PROSECUTION: “Not drawing attention to himself.” Forgive, Your Honour, a little laughter in court. Targitt’s costume features a huge target emblem on the chest. It’s as if he’s inviting his enemies to take aim and score a bullseye. At any rate, his adventures are still crudely violent and cartoonishly rendered. “Name’s Targitt,” says Targitt as he punches out a thug then tosses him into a vat of boiling oil. “I live by the saying ‘Do unto others as you would have them do unto you’. And in case you didn’t get the point,” he adds, shooting the man several times as he burns, “here’s a neat little postscript.” Incredible as it may seem, things only get worse with the third and final issue.

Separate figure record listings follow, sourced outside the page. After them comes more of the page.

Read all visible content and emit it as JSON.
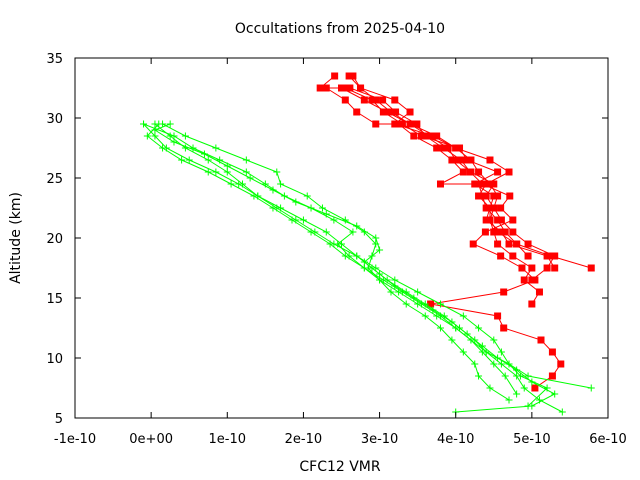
{
  "chart_data": {
    "type": "scatter",
    "title": "Occultations from 2025-04-10",
    "xlabel": "CFC12 VMR",
    "ylabel": "Altitude (km)",
    "xlim": [
      -1e-10,
      6e-10
    ],
    "ylim": [
      5,
      35
    ],
    "xticks": [
      -1e-10,
      0,
      1e-10,
      2e-10,
      3e-10,
      4e-10,
      5e-10,
      6e-10
    ],
    "xtick_labels": [
      "-1e-10",
      "0e+00",
      "1e-10",
      "2e-10",
      "3e-10",
      "4e-10",
      "5e-10",
      "6e-10"
    ],
    "yticks": [
      5,
      10,
      15,
      20,
      25,
      30,
      35
    ],
    "ytick_labels": [
      "5",
      "10",
      "15",
      "20",
      "25",
      "30",
      "35"
    ],
    "grid": false,
    "series": [
      {
        "color": "#ff0000",
        "marker": "square",
        "profiles": [
          [
            [
              5.04e-10,
              7.5
            ],
            [
              5.27e-10,
              8.5
            ],
            [
              5.38e-10,
              9.5
            ],
            [
              5.27e-10,
              10.5
            ],
            [
              5.12e-10,
              11.5
            ],
            [
              4.63e-10,
              12.5
            ],
            [
              4.55e-10,
              13.5
            ],
            [
              3.67e-10,
              14.5
            ],
            [
              4.63e-10,
              15.5
            ],
            [
              5.04e-10,
              16.5
            ],
            [
              4.87e-10,
              17.5
            ],
            [
              4.59e-10,
              18.5
            ],
            [
              4.23e-10,
              19.5
            ],
            [
              4.39e-10,
              20.5
            ],
            [
              4.75e-10,
              21.5
            ],
            [
              4.59e-10,
              22.5
            ],
            [
              4.71e-10,
              23.5
            ],
            [
              4.35e-10,
              24.5
            ],
            [
              4.19e-10,
              25.5
            ],
            [
              4.07e-10,
              26.5
            ],
            [
              3.84e-10,
              27.5
            ],
            [
              3.6e-10,
              28.5
            ],
            [
              3.49e-10,
              29.5
            ],
            [
              3.21e-10,
              30.5
            ],
            [
              3.04e-10,
              31.5
            ],
            [
              2.61e-10,
              32.5
            ],
            [
              2.22e-10,
              32.5
            ],
            [
              2.41e-10,
              33.5
            ]
          ],
          [
            [
              5e-10,
              16.5
            ],
            [
              5.2e-10,
              17.5
            ],
            [
              5.3e-10,
              18.5
            ],
            [
              4.95e-10,
              19.5
            ],
            [
              4.75e-10,
              20.5
            ],
            [
              4.6e-10,
              21.5
            ],
            [
              4.5e-10,
              22.5
            ],
            [
              4.55e-10,
              23.5
            ],
            [
              4.45e-10,
              24.5
            ],
            [
              4.3e-10,
              25.5
            ],
            [
              4.2e-10,
              26.5
            ],
            [
              4e-10,
              27.5
            ],
            [
              3.75e-10,
              28.5
            ],
            [
              3.4e-10,
              29.5
            ],
            [
              3.15e-10,
              30.5
            ],
            [
              2.95e-10,
              31.5
            ],
            [
              2.75e-10,
              32.5
            ],
            [
              2.6e-10,
              33.5
            ]
          ],
          [
            [
              5e-10,
              14.5
            ],
            [
              5.1e-10,
              15.5
            ],
            [
              4.9e-10,
              16.5
            ],
            [
              5e-10,
              17.5
            ],
            [
              4.75e-10,
              18.5
            ],
            [
              4.55e-10,
              19.5
            ],
            [
              4.5e-10,
              20.5
            ],
            [
              4.45e-10,
              21.5
            ],
            [
              4.5e-10,
              22.5
            ],
            [
              4.4e-10,
              23.5
            ],
            [
              4.5e-10,
              24.5
            ],
            [
              4.2e-10,
              25.5
            ],
            [
              4e-10,
              26.5
            ],
            [
              3.9e-10,
              27.5
            ],
            [
              3.65e-10,
              28.5
            ],
            [
              3.4e-10,
              29.5
            ],
            [
              3.1e-10,
              30.5
            ],
            [
              2.8e-10,
              31.5
            ],
            [
              2.5e-10,
              32.5
            ]
          ],
          [
            [
              5.3e-10,
              17.5
            ],
            [
              5.2e-10,
              18.5
            ],
            [
              4.7e-10,
              19.5
            ],
            [
              4.6e-10,
              20.5
            ],
            [
              4.4e-10,
              21.5
            ],
            [
              4.45e-10,
              22.5
            ],
            [
              4.5e-10,
              23.5
            ],
            [
              4.25e-10,
              24.5
            ],
            [
              4.55e-10,
              25.5
            ],
            [
              4.15e-10,
              26.5
            ],
            [
              4.05e-10,
              27.5
            ],
            [
              3.55e-10,
              28.5
            ],
            [
              3.3e-10,
              29.5
            ],
            [
              3.05e-10,
              30.5
            ],
            [
              2.9e-10,
              31.5
            ],
            [
              2.55e-10,
              32.5
            ]
          ],
          [
            [
              5.78e-10,
              17.5
            ],
            [
              5.25e-10,
              18.5
            ],
            [
              4.8e-10,
              19.5
            ],
            [
              4.55e-10,
              20.5
            ],
            [
              4.45e-10,
              21.5
            ],
            [
              4.45e-10,
              22.5
            ],
            [
              4.3e-10,
              23.5
            ],
            [
              4.4e-10,
              24.5
            ],
            [
              4.7e-10,
              25.5
            ],
            [
              4.45e-10,
              26.5
            ],
            [
              4e-10,
              27.5
            ],
            [
              3.7e-10,
              28.5
            ],
            [
              3.2e-10,
              29.5
            ],
            [
              3.4e-10,
              30.5
            ],
            [
              3.2e-10,
              31.5
            ],
            [
              2.75e-10,
              32.5
            ],
            [
              2.65e-10,
              33.5
            ]
          ],
          [
            [
              4.95e-10,
              18.5
            ],
            [
              4.8e-10,
              19.5
            ],
            [
              4.65e-10,
              20.5
            ],
            [
              4.55e-10,
              21.5
            ],
            [
              4.4e-10,
              22.5
            ],
            [
              4.35e-10,
              23.5
            ],
            [
              4.3e-10,
              24.5
            ],
            [
              3.8e-10,
              24.5
            ],
            [
              4.1e-10,
              25.5
            ],
            [
              3.95e-10,
              26.5
            ],
            [
              3.75e-10,
              27.5
            ],
            [
              3.45e-10,
              28.5
            ],
            [
              3.25e-10,
              29.5
            ],
            [
              2.95e-10,
              29.5
            ],
            [
              2.7e-10,
              30.5
            ],
            [
              2.55e-10,
              31.5
            ],
            [
              2.3e-10,
              32.5
            ]
          ]
        ]
      },
      {
        "color": "#00ff00",
        "marker": "plus",
        "profiles": [
          [
            [
              5.78e-10,
              7.5
            ],
            [
              4.95e-10,
              8.5
            ],
            [
              4.7e-10,
              9.5
            ],
            [
              4.6e-10,
              10.5
            ],
            [
              4.5e-10,
              11.5
            ],
            [
              4.3e-10,
              12.5
            ],
            [
              4.1e-10,
              13.5
            ],
            [
              3.8e-10,
              14.5
            ],
            [
              3.5e-10,
              15.5
            ],
            [
              3.2e-10,
              16.5
            ],
            [
              2.95e-10,
              17.5
            ],
            [
              2.7e-10,
              18.5
            ],
            [
              2.4e-10,
              19.5
            ],
            [
              2.15e-10,
              20.5
            ],
            [
              1.9e-10,
              21.5
            ],
            [
              1.65e-10,
              22.5
            ],
            [
              1.4e-10,
              23.5
            ],
            [
              1.15e-10,
              24.5
            ],
            [
              8.5e-11,
              25.5
            ],
            [
              5e-11,
              26.5
            ],
            [
              2e-11,
              27.5
            ],
            [
              5e-12,
              28.5
            ],
            [
              -1e-11,
              29.5
            ]
          ],
          [
            [
              5.4e-10,
              5.5
            ],
            [
              5.1e-10,
              6.5
            ],
            [
              4.9e-10,
              7.5
            ],
            [
              4.8e-10,
              8.5
            ],
            [
              4.6e-10,
              9.5
            ],
            [
              4.4e-10,
              10.5
            ],
            [
              4.2e-10,
              11.5
            ],
            [
              4e-10,
              12.5
            ],
            [
              3.8e-10,
              13.5
            ],
            [
              3.55e-10,
              14.5
            ],
            [
              3.3e-10,
              15.5
            ],
            [
              3.05e-10,
              16.5
            ],
            [
              2.8e-10,
              17.5
            ],
            [
              2.55e-10,
              18.5
            ],
            [
              2.35e-10,
              19.5
            ],
            [
              2.1e-10,
              20.5
            ],
            [
              1.85e-10,
              21.5
            ],
            [
              1.6e-10,
              22.5
            ],
            [
              1.35e-10,
              23.5
            ],
            [
              1.05e-10,
              24.5
            ],
            [
              7.5e-11,
              25.5
            ],
            [
              4e-11,
              26.5
            ],
            [
              1.5e-11,
              27.5
            ],
            [
              -5e-12,
              28.5
            ],
            [
              1e-11,
              29.5
            ]
          ],
          [
            [
              4e-10,
              5.5
            ],
            [
              5e-10,
              6.0
            ],
            [
              5.3e-10,
              7.0
            ],
            [
              5e-10,
              8.0
            ],
            [
              4.8e-10,
              9.0
            ],
            [
              4.55e-10,
              10.0
            ],
            [
              4.35e-10,
              11.0
            ],
            [
              4.15e-10,
              12.0
            ],
            [
              3.95e-10,
              13.0
            ],
            [
              3.7e-10,
              14.0
            ],
            [
              3.45e-10,
              15.0
            ],
            [
              3.2e-10,
              16.0
            ],
            [
              3e-10,
              17.0
            ],
            [
              2.8e-10,
              18.0
            ],
            [
              3e-10,
              19.0
            ],
            [
              2.95e-10,
              20.0
            ],
            [
              2.7e-10,
              21.0
            ],
            [
              2.3e-10,
              22.0
            ],
            [
              1.9e-10,
              23.0
            ],
            [
              1.6e-10,
              24.0
            ],
            [
              1.3e-10,
              25.0
            ],
            [
              1e-10,
              26.0
            ],
            [
              7e-11,
              27.0
            ],
            [
              3e-11,
              28.0
            ],
            [
              5e-12,
              29.0
            ],
            [
              2.5e-11,
              29.5
            ]
          ],
          [
            [
              4.95e-10,
              6.0
            ],
            [
              5.2e-10,
              7.5
            ],
            [
              4.85e-10,
              8.5
            ],
            [
              4.7e-10,
              9.5
            ],
            [
              4.4e-10,
              10.5
            ],
            [
              4.25e-10,
              11.5
            ],
            [
              4.05e-10,
              12.5
            ],
            [
              3.85e-10,
              13.5
            ],
            [
              3.6e-10,
              14.5
            ],
            [
              3.35e-10,
              15.5
            ],
            [
              3.1e-10,
              16.5
            ],
            [
              2.9e-10,
              17.5
            ],
            [
              2.7e-10,
              18.5
            ],
            [
              2.5e-10,
              19.5
            ],
            [
              2.3e-10,
              20.5
            ],
            [
              2e-10,
              21.5
            ],
            [
              1.7e-10,
              22.5
            ],
            [
              1.4e-10,
              23.5
            ],
            [
              1.2e-10,
              24.5
            ],
            [
              1e-10,
              25.5
            ],
            [
              7.5e-11,
              26.5
            ],
            [
              4.5e-11,
              27.5
            ],
            [
              2.5e-11,
              28.5
            ],
            [
              5e-12,
              29.5
            ]
          ],
          [
            [
              4.8e-10,
              7.0
            ],
            [
              4.65e-10,
              8.5
            ],
            [
              4.5e-10,
              9.5
            ],
            [
              4.35e-10,
              10.5
            ],
            [
              4.2e-10,
              11.5
            ],
            [
              4e-10,
              12.5
            ],
            [
              3.75e-10,
              13.5
            ],
            [
              3.5e-10,
              14.5
            ],
            [
              3.25e-10,
              15.5
            ],
            [
              3e-10,
              16.5
            ],
            [
              2.8e-10,
              17.5
            ],
            [
              2.6e-10,
              18.5
            ],
            [
              2.45e-10,
              19.5
            ],
            [
              2.65e-10,
              20.5
            ],
            [
              2.4e-10,
              21.5
            ],
            [
              2.1e-10,
              22.5
            ],
            [
              1.75e-10,
              23.5
            ],
            [
              1.5e-10,
              24.5
            ],
            [
              1.25e-10,
              25.5
            ],
            [
              9e-11,
              26.5
            ],
            [
              5.5e-11,
              27.5
            ],
            [
              3e-11,
              28.5
            ],
            [
              -1e-11,
              29.5
            ]
          ],
          [
            [
              4.7e-10,
              6.5
            ],
            [
              4.45e-10,
              7.5
            ],
            [
              4.3e-10,
              8.5
            ],
            [
              4.25e-10,
              9.5
            ],
            [
              4.1e-10,
              10.5
            ],
            [
              3.95e-10,
              11.5
            ],
            [
              3.8e-10,
              12.5
            ],
            [
              3.6e-10,
              13.5
            ],
            [
              3.35e-10,
              14.5
            ],
            [
              3.15e-10,
              15.5
            ],
            [
              3e-10,
              16.5
            ],
            [
              2.85e-10,
              17.5
            ],
            [
              2.9e-10,
              18.5
            ],
            [
              2.95e-10,
              19.5
            ],
            [
              2.8e-10,
              20.5
            ],
            [
              2.55e-10,
              21.5
            ],
            [
              2.25e-10,
              22.5
            ],
            [
              2.05e-10,
              23.5
            ],
            [
              1.7e-10,
              24.5
            ],
            [
              1.65e-10,
              25.5
            ],
            [
              1.25e-10,
              26.5
            ],
            [
              8.5e-11,
              27.5
            ],
            [
              4.5e-11,
              28.5
            ],
            [
              1.5e-11,
              29.5
            ]
          ]
        ]
      }
    ]
  }
}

DEFENCE: Worse? I beg to differ. In #3, Targitt goes up against a proper supervillain, Professor Death, who throws skull-shaped bombs containing a nerve gas called Death-13. Somehow exposure to the gas imbues Targitt with enhanced strength and endurance. His costume is also now bulletproof and fitted with power-armour-style “servomechanisms”. In short, Targitt is on his way to becoming a bona fide superhero. Had the comic continued, who knows what interesting further developments there might have been.
PROSECUTION: Targitt’s constant, disorientating shifts in tone and direction are symptomatic of the problems Atlas was experiencing at boardroom level. Goodman was unhappy with Rovin’s efforts and kept demanding that the Atlas line be “Marvelised”. This resulted in midstream changes exactly like those that afflicted Targitt, across the entire line. Readers could be forgiven for not knowing what was going on and abandoning the comics. A little over a year after its inception, Atlas closed down, having published just some 60-odd comics in total and never once troubled Marvel on the sales front; this particular David was roundly, effortlessly trounced by Goliath.
DEFENCE: Many comics aficionados remember Atlas fondly, and there is no denying the quality of some of its output, such as Howard Chaykin’s The
Scorpion, a character he later revisited as Dominic Fortune, and Wulf The Barbarian, with excellent art from Larry Hama and Klaus Janson. Issue #3 of Morlock 2001 has Ditko pencils inked by Berni Wrightson, a combination that works surprisingly well. The imprint tried, you have to give it that.
PROSECUTION: Tried everyone’s patience, you mean.